While China is getting back on its feet and reportedly ramping up to full capacity, the rest of the world is still trying to get back on its feet. And analysts reckon this could be a good thing for copper.

Copper has as fallen as low as $US4,000 ($6,319) per tonne thanks to a previous oversupply.

But with COVID-19 cutting back production, particularly quite significantly in South America, the supply side is becoming tighter.

And analysts believe supply will become even tighter, with production cuts hitting imports into China just as the country’s demand ramps up again.

China is the world’s largest importer of copper concentrate, which it sources from miners such as BHP (ASX:BHP) and Rio Tinto (ASX:RIO).

Bloomberg Intelligence says copper inventory at the Shanghai Futures Exchange is down 20 per cent since mid-March.

Smelting revenues have fallen in the last month too, by 18 per cent, as the crisis took hold.

 

‘We are bullish on copper prices’

On one hand the broader Chinese economy is recovering and factories are nearly back to full capacity. On the other hand it will struggle with shortfalls in its imports as the rest of the world battles to contain the virus and work its way back to business as usual.

Analysts think this paradox could help the market.

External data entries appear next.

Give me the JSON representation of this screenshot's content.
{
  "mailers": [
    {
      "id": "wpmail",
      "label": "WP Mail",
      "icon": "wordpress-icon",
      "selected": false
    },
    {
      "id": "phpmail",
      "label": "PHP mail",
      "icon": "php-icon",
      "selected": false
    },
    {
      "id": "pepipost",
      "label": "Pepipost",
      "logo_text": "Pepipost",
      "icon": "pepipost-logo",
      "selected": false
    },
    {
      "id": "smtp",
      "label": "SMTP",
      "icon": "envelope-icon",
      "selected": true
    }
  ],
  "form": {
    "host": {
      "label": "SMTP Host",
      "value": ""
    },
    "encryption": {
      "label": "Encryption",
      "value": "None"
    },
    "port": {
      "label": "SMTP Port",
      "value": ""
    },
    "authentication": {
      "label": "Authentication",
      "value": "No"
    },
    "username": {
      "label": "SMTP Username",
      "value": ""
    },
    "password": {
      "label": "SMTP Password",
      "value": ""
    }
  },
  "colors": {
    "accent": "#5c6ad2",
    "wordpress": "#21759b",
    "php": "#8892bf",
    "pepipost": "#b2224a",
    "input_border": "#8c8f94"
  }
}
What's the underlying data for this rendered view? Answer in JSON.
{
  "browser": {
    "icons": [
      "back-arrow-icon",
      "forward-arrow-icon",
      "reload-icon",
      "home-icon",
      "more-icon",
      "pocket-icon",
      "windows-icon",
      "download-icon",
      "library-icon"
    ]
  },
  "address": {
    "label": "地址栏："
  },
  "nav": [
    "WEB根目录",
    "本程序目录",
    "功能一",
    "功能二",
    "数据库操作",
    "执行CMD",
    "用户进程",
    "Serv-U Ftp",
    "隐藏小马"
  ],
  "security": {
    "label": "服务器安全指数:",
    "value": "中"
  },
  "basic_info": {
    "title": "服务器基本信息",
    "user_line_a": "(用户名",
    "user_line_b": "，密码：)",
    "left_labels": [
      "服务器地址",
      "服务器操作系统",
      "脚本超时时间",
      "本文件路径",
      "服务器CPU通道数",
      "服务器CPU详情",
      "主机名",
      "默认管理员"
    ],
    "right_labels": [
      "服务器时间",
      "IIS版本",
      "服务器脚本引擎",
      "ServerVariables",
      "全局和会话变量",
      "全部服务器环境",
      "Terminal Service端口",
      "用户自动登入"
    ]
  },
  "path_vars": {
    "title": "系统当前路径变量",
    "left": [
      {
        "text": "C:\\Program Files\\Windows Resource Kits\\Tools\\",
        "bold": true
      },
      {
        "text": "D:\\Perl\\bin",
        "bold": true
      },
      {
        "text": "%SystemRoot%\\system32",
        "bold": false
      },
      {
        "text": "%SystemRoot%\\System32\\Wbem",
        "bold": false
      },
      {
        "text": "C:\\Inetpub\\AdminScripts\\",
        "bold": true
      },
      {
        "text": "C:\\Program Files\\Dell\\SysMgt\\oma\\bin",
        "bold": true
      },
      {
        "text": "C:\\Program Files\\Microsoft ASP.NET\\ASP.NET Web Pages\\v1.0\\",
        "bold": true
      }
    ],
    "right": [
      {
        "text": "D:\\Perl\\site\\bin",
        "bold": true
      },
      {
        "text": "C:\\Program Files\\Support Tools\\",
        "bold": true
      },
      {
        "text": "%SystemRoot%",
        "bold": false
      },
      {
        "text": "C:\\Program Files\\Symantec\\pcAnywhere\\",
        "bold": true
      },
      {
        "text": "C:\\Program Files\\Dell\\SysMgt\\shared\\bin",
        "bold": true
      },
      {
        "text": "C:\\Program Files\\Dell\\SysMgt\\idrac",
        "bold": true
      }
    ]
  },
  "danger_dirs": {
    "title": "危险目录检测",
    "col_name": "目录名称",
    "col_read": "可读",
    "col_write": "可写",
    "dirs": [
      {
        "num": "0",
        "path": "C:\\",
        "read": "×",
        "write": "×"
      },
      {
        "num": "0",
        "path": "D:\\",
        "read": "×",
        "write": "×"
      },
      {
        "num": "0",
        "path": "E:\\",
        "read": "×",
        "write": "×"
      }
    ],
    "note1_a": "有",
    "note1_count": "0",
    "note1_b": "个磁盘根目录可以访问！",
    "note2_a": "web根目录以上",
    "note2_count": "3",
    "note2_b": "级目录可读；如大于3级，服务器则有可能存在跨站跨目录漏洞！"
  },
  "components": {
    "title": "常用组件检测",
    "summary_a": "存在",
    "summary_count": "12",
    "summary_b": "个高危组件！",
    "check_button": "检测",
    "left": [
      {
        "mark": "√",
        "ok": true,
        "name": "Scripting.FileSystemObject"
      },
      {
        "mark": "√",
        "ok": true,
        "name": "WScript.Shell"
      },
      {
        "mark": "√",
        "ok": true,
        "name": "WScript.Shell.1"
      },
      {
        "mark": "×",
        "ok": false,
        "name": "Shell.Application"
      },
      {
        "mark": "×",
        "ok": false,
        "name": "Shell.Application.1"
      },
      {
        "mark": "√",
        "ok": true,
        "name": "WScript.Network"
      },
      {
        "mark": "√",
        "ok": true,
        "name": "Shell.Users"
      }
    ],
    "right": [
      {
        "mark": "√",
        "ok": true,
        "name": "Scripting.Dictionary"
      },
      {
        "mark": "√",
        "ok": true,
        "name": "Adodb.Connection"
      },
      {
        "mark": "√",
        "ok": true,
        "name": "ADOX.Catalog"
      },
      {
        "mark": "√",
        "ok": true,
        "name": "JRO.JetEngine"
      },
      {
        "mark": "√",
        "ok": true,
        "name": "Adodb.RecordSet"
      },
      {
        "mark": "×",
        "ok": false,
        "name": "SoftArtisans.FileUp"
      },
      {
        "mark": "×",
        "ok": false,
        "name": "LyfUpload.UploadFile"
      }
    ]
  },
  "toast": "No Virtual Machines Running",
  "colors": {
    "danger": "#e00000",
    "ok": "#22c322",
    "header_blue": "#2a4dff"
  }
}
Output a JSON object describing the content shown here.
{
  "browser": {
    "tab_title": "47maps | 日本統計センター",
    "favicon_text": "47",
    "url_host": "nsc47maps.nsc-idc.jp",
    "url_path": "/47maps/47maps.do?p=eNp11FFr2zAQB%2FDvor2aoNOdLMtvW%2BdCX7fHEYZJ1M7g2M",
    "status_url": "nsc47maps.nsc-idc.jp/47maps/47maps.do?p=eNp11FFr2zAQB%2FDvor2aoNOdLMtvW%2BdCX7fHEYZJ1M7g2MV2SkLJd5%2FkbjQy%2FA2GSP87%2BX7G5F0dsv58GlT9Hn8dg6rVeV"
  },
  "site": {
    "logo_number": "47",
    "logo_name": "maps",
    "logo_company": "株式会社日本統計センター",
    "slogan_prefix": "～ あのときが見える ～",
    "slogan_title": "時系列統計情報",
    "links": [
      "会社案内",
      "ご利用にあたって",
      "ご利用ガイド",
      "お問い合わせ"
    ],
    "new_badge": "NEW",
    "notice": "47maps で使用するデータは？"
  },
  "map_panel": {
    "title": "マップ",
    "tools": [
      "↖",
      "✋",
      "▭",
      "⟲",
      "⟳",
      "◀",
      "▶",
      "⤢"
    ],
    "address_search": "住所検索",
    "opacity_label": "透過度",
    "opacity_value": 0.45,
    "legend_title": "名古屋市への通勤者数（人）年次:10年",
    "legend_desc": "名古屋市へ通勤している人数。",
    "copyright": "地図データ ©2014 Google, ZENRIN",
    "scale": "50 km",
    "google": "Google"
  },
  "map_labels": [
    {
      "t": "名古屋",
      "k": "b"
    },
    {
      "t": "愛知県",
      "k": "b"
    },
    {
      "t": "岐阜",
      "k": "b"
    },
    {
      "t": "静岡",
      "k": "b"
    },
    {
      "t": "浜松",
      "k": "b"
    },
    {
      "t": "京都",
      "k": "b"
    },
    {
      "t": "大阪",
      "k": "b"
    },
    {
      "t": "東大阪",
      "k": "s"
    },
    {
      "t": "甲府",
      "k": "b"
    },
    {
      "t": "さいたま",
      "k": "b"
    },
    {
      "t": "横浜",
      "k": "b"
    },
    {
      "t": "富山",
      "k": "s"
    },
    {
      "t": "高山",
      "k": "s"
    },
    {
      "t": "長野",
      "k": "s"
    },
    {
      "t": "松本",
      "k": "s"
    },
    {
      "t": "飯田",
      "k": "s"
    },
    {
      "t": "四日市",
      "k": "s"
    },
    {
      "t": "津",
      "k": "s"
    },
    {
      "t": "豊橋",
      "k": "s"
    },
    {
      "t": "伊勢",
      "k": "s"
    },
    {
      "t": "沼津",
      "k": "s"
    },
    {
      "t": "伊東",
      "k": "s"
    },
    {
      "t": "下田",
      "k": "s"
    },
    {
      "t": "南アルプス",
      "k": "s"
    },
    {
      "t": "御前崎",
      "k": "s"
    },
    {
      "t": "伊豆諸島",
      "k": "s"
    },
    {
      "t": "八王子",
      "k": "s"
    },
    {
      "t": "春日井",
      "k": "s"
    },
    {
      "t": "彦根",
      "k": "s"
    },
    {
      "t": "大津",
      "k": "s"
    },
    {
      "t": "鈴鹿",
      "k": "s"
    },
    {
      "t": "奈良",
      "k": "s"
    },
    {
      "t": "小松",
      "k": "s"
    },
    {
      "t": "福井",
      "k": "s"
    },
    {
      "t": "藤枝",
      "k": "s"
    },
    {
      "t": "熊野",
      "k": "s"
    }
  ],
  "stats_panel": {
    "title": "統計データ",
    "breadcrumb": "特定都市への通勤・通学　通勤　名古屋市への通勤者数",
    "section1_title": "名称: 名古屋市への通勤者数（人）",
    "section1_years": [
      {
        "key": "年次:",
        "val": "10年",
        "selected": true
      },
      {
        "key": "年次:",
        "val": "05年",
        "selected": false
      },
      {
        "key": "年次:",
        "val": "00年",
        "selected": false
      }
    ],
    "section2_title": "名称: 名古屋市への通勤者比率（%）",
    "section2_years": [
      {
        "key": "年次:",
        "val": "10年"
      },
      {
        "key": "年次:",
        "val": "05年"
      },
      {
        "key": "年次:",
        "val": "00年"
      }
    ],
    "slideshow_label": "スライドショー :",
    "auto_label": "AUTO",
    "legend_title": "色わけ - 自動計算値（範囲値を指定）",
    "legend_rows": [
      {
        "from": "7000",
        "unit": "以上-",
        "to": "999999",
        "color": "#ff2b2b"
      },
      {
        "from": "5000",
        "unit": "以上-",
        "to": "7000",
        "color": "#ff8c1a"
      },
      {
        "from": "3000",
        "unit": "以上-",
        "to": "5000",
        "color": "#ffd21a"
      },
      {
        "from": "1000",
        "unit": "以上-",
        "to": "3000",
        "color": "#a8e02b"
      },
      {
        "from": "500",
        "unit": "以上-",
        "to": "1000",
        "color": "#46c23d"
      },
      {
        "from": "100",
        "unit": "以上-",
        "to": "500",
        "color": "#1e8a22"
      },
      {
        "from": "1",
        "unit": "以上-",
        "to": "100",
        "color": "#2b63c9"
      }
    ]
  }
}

“With China going back to work and further stimulus likely, we are bullish on copper prices,” Guy Wolf, global head of analytics at brokerage Marex Spectron, told S&P Global Market Intelligence recently.

“China has to import a lot of raw materials and there are capacity limits at ports which could cause shortages in concentrates.”

Thomas Rutland, copper analyst at S&P Global Market Intelligence, expects a genuine recovery in copper markets in the second half of the year.

“We expect that mine closures and the resumption, albeit gradual, of economic activity in China will mean that total exchange copper stocks will not increase,” he said.